The financially motivated menace actor generally known as UNC2891 has been noticed focusing on Automated Teller Machine (ATM) infrastructure utilizing a 4G-equipped Raspberry Pi as a part of a covert assault.
The cyber-physical assault concerned the adversary leveraging their bodily entry to put in the Raspberry Pi gadget and have it related on to the identical community swap because the ATM, successfully inserting it inside the goal financial institution’s community, Group-IB mentioned. It is presently not recognized how this entry was obtained.
“The Raspberry Pi was geared up with a 4G modem, permitting distant entry over cellular knowledge,” safety researcher Nam Le Phuong mentioned in a Wednesday report.

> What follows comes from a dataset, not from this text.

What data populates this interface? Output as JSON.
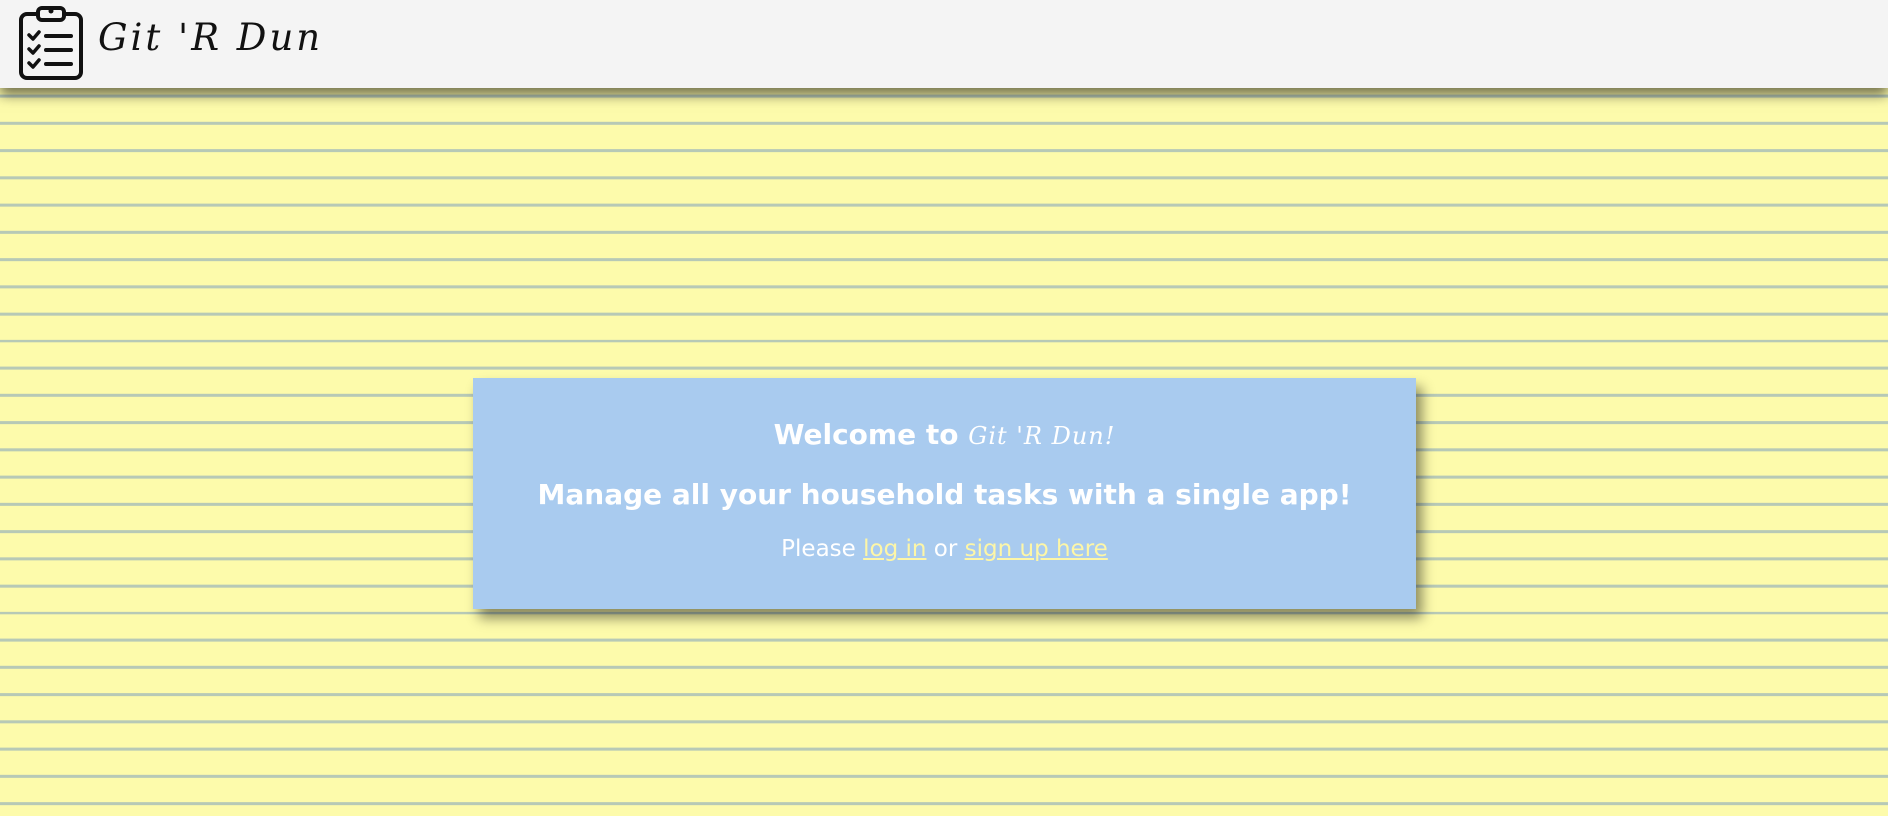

“Utilizing the TINYSHELL backdoor, the attacker established an outbound command-and-control (C2) channel by way of a Dynamic DNS area. This setup enabled steady exterior entry to the ATM community, utterly bypassing perimeter firewalls and conventional community defenses.”

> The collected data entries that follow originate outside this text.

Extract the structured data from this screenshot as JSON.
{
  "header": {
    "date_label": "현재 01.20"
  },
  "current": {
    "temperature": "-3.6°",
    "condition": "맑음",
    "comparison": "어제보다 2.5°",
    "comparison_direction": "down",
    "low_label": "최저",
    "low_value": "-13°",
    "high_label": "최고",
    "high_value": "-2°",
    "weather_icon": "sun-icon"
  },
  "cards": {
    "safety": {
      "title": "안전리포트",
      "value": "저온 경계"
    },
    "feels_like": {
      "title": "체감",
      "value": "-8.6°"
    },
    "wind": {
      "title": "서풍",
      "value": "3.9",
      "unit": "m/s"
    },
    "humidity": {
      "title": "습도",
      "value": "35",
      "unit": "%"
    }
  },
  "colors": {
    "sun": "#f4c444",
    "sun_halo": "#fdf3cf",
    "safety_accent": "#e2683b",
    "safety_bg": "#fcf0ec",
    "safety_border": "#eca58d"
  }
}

UNC2891 was first documented by Google-owned Mandiant in March 2022, linking the group to assaults focusing on ATM switching networks to hold out unauthorized money withdrawals at completely different banks utilizing fraudulent playing cards.

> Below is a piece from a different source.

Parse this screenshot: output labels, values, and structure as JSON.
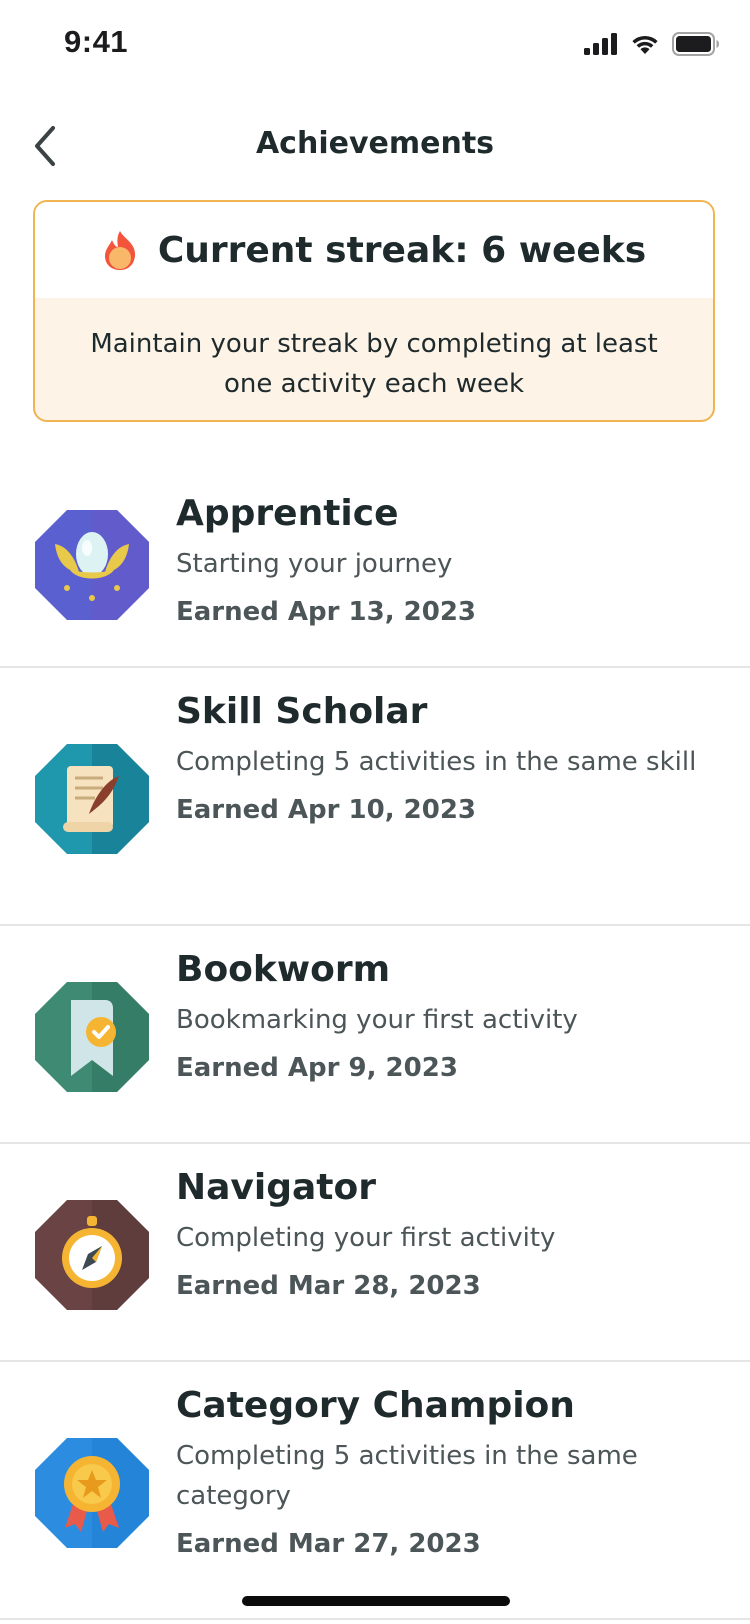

Central to the operation was a kernel module rootkit dubbed CAKETAP that is designed to cover community connections, processes, and information, in addition to intercept and spoof card and PIN verification messages from {hardware} safety modules (HSMs) to allow monetary fraud.
The hacking crew is assessed to share tactical overlaps with one other menace actor known as UNC1945 (aka LightBasin), which was beforehand recognized compromising managed service suppliers and putting targets inside the monetary {and professional} consulting industries.
Describing the menace actor as possessing intensive information of Linux and Unix-based programs, Group-IB mentioned its evaluation uncovered backdoors named “lightdm” on the sufferer’s community monitoring server which are designed to determine energetic connections to the Raspberry Pi and the interior Mail Server.
The assault is critical for the abuse of bind mounts to cover the presence of the backdoor from course of listings and evade detection.
The top objective of the an infection, as seen previously, is to deploy the CAKETAP rootkit on the ATM switching server and facilitate fraudulent ATM money withdrawals. Nonetheless, the Singaporean firm mentioned the marketing campaign was disrupted earlier than the menace actor might inflict any severe harm.
“Even after the Raspberry Pi was found and eliminated, the attacker maintained inside entry by a backdoor on the mail server,” Group-IB mentioned. “The menace actor leveraged a Dynamic DNS area for command-and-control.”